For many investors, the recent performance of the Russell 2000 Index has been a source of frustration. Despite the Federal Reserve’s decision to lower interest rates, the index has only seen modest gains. This situation underscores the need for patience when it comes to reaping significant rewards from smaller stocks.
One way investors can ease this burden is by considering exchange-traded funds (ETFs) like the Neuberger Berman Small-Mid Cap ETF (NBSM). As indicated by its name, NBSM is a small/mid-cap (SMID) blend fund, meaning it doesn’t rely solely on one segment for returns. The inclusion of mid-cap stocks, which have not been particularly explosive since the rate cut, may still appeal to advisors and investors. Historically, mid-caps tend to exhibit lower volatility compared to smaller stocks, often delivering superior returns.
Another advantage of NBSM is its active management approach. This characteristic can be particularly beneficial in the SMID-cap space, where active management can yield significant advantages.

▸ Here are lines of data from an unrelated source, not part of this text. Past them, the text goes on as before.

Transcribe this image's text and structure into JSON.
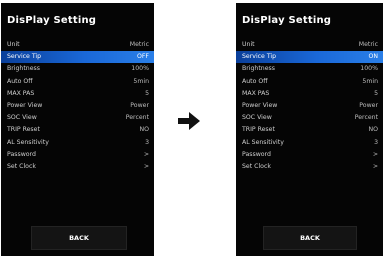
{
  "before": {
    "title": "DisPlay Setting",
    "rows": [
      {
        "label": "Unit",
        "value": "Metric"
      },
      {
        "label": "Service Tip",
        "value": "OFF"
      },
      {
        "label": "Brightness",
        "value": "100%"
      },
      {
        "label": "Auto Off",
        "value": "5min"
      },
      {
        "label": "MAX PAS",
        "value": "5"
      },
      {
        "label": "Power View",
        "value": "Power"
      },
      {
        "label": "SOC View",
        "value": "Percent"
      },
      {
        "label": "TRIP Reset",
        "value": "NO"
      },
      {
        "label": "AL Sensitivity",
        "value": "3"
      },
      {
        "label": "Password",
        "value": ">"
      },
      {
        "label": "Set Clock",
        "value": ">"
      }
    ],
    "back_label": "BACK"
  },
  "after": {
    "title": "DisPlay Setting",
    "rows": [
      {
        "label": "Unit",
        "value": "Metric"
      },
      {
        "label": "Service Tip",
        "value": "ON"
      },
      {
        "label": "Brightness",
        "value": "100%"
      },
      {
        "label": "Auto Off",
        "value": "5min"
      },
      {
        "label": "MAX PAS",
        "value": "5"
      },
      {
        "label": "Power View",
        "value": "Power"
      },
      {
        "label": "SOC View",
        "value": "Percent"
      },
      {
        "label": "TRIP Reset",
        "value": "NO"
      },
      {
        "label": "AL Sensitivity",
        "value": "3"
      },
      {
        "label": "Password",
        "value": ">"
      },
      {
        "label": "Set Clock",
        "value": ">"
      }
    ],
    "back_label": "BACK"
  },
  "selected_row_index": 1,
  "arrow_icon": "right-arrow-icon",
  "colors": {
    "screen_bg": "#050505",
    "highlight": "#1a68d8",
    "text": "#cfcfcf"
  }
}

“The relative lack of analyst coverage in the SMID-cap universe can result in companies that are underappreciated and mispriced versus their potential, creating opportunities for active managers to add value,” states NBSM’s issuer.
Speaking of Active Management…
Utilizing active management in the SMID sector goes beyond simply finding overlooked stocks. This strategy can also help investors focus on quality companies while avoiding those with fundamental weaknesses. Achieving these objectives can be challenging with broad-based small-cap indexes.
“Roughly half the companies on the Russell 2000 aren’t profitable, which means they’re often highly leveraged. Lower rates help reduce their interest expenses, since smaller companies rely more on variable financing,” reported The Daily Upside.
While rate cuts may provide some benefits for smaller stocks, investors can lessen their reliance on Federal Reserve support by opting for NBSM. Its focus on quality can lead to a portfolio that avoids heavily indebted, rate-sensitive companies.
Interestingly, NBSM is significantly underweight in the healthcare sector, which often relies on low borrowing costs in the small-cap space. In contrast, the ETF is notably overweight in industrial stocks compared to the Russell 2000, suggesting a potential positive correlation with increasing defense and infrastructure spending.
Nonetheless, the potential impact of rate cuts on smaller stocks cannot be overlooked. With this in mind, NBSM may be well-positioned for growth, rewarding patient investors in the long run.
“Bloomberg compiled analysts’ price targets for the index last week, and with the expectation of rate cuts, Wall Street sees the small-cap index rising as much as 20% in the next 12 months, outperforming the 11% anticipated for the S&P 500,” according to The Daily Upside.